Commenting on the update, Dr Chris Streather, Medical Director for the NHS in London said:

“When a child has cancer, it is an unimaginably stressful time for them, their parents and their families. We want to manage any change as best we can for them and for the staff who care for them. Right now, this means taking additional time to fully respond to the feedback we are receiving during this pre-consultation period.

“There is more to do – this time will allow us to reflect what people are telling us in our consultation documents, and hear from an even wider variety of people across the south east, as well as south London, about how we approach this consultation.”

The consultation relates to planned changes to the Children’s Cancer Principal Treatment Centre (PTC) covering the catchment area of Brighton and Hove, East
Sussex, Kent and Medway, south London, and most of Surrey.

Since April 2023, the NHS has been talking to patients, families, staff, partners and stakeholders, from across the catchment area, as part of pre-consultation. This early engagement has explored what matters most to people about the services provided to children, young people, their families and staff, and how different groups can best be involved in the consultation.

More than 60% of children having inpatient care at the Children’s Cancer Principal Treatment Centre come from outside London, mostly from Brighton and Hove, East Sussex, Kent and Medway and much of Surrey, though some come from other areas.

Since April, the team has spoken to over 100 children and young people, parents and carers, contacted more than 310 voluntary and community organisations, held seven feedback sessions with different groups, and completed surveys on wards with children, young people and families currently undergoing treatment.
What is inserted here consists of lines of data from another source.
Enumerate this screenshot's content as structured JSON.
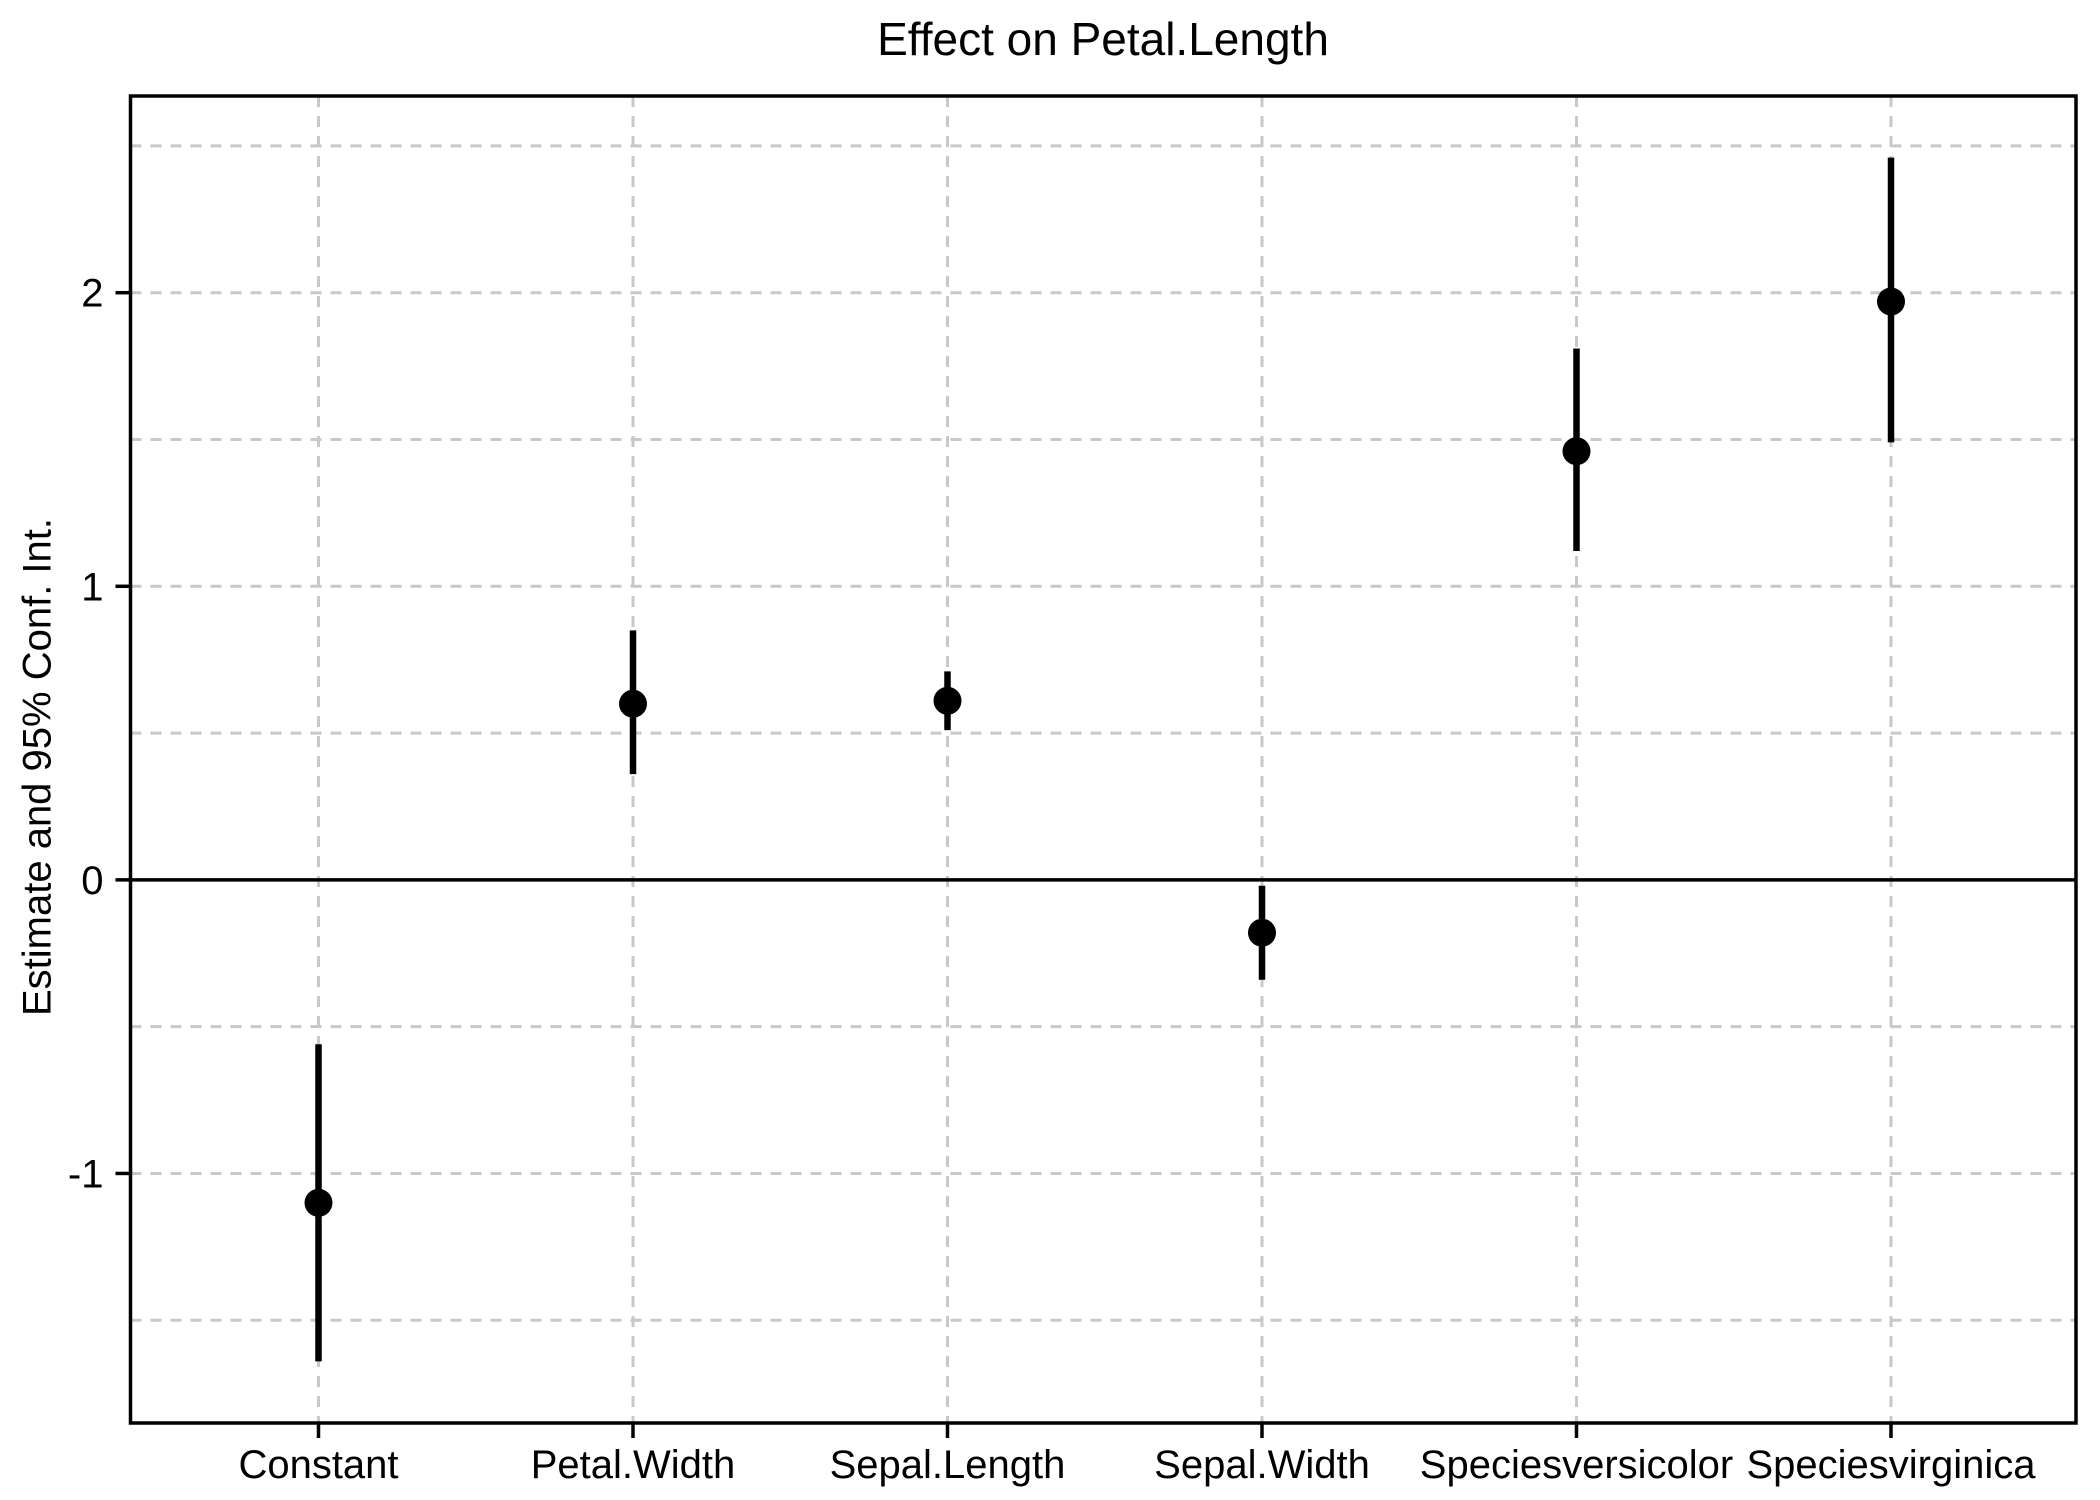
{
  "title": "Effect on Petal.Length",
  "chart_data": {
    "type": "scatter",
    "subtype": "coefficient-plot-with-error-bars",
    "title": "Effect on Petal.Length",
    "xlabel": "",
    "ylabel": "Estimate and 95% Conf. Int.",
    "categories": [
      "Constant",
      "Petal.Width",
      "Sepal.Length",
      "Sepal.Width",
      "Speciesversicolor",
      "Speciesvirginica"
    ],
    "series": [
      {
        "name": "Estimate",
        "values": [
          -1.1,
          0.6,
          0.61,
          -0.18,
          1.46,
          1.97
        ]
      },
      {
        "name": "CI lower 95%",
        "values": [
          -1.64,
          0.36,
          0.51,
          -0.34,
          1.12,
          1.49
        ]
      },
      {
        "name": "CI upper 95%",
        "values": [
          -0.56,
          0.85,
          0.71,
          -0.02,
          1.81,
          2.46
        ]
      }
    ],
    "y_ticks": [
      -1,
      0,
      1,
      2
    ],
    "y_tick_labels": [
      "-1",
      "0",
      "1",
      "2"
    ],
    "y_gridlines": [
      -1.5,
      -1,
      -0.5,
      0.5,
      1,
      1.5,
      2,
      2.5
    ],
    "ylim": [
      -1.85,
      2.67
    ],
    "reference_line": 0,
    "grid": "dashed",
    "legend": "none",
    "colors": {
      "point": "#000000",
      "errorbar": "#000000",
      "grid": "#C8C8C8",
      "reference_line": "#000000",
      "panel_border": "#000000",
      "background": "#FFFFFF",
      "text": "#000000"
    }
  }
}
The feedback from this has been complex and varied, meaning that more time is needed to listen and include as much of it as possible in final consultation plans.

Evelina London Children’s Hospital, which is part of Guy’s and St Thomas’ NHS Foundation Trust, and St George’s University Hospitals NHS Foundation Trust have both submitted proposals for the Principal Treatment Centre. More background on this programme is available here.


What feedback are you referring to/what’s changing?

  • We have received lots of feedback on the way we’ve described the proposals, with some stakeholders asking for more detail. A good example of this is the way we describe interdependent services (services which must be readily available at all times for children with cancer, if they are not provided on-site), with providers and others asking us to include more information. Others have requested more detail about our process and evaluation approach.
  • This additional time is not about changing the direction or overall approach – it’s about how we explain things in the best possible way to run the best consultation we can. This is complex and some of the work we need to do is about getting the right level of detail, clearly explained. It’s also about volume of feedback, we are grateful for the large amount of feedback partners, parents and other stakeholders have provided on our documents and approach and we are going to consider all this feedback and reflect it as best we can.
  • Starting public consultation before the summer holidays was always an ambitious timetable – we want to get things right for children with cancer and this additional time will allow us to talk to more people.
  • We also need to listen to feedback about launching any later in the summer, and have therefore decided to look at September as our next possible launch date, rather than later in July/August.


When will services move?

  • The future Principal Treatment Centre will be established no earlier than 2026. This change will add a short time to the project – expected to be around eight weeks. Our view is that this time is needed to make sure we run the best possible consultation.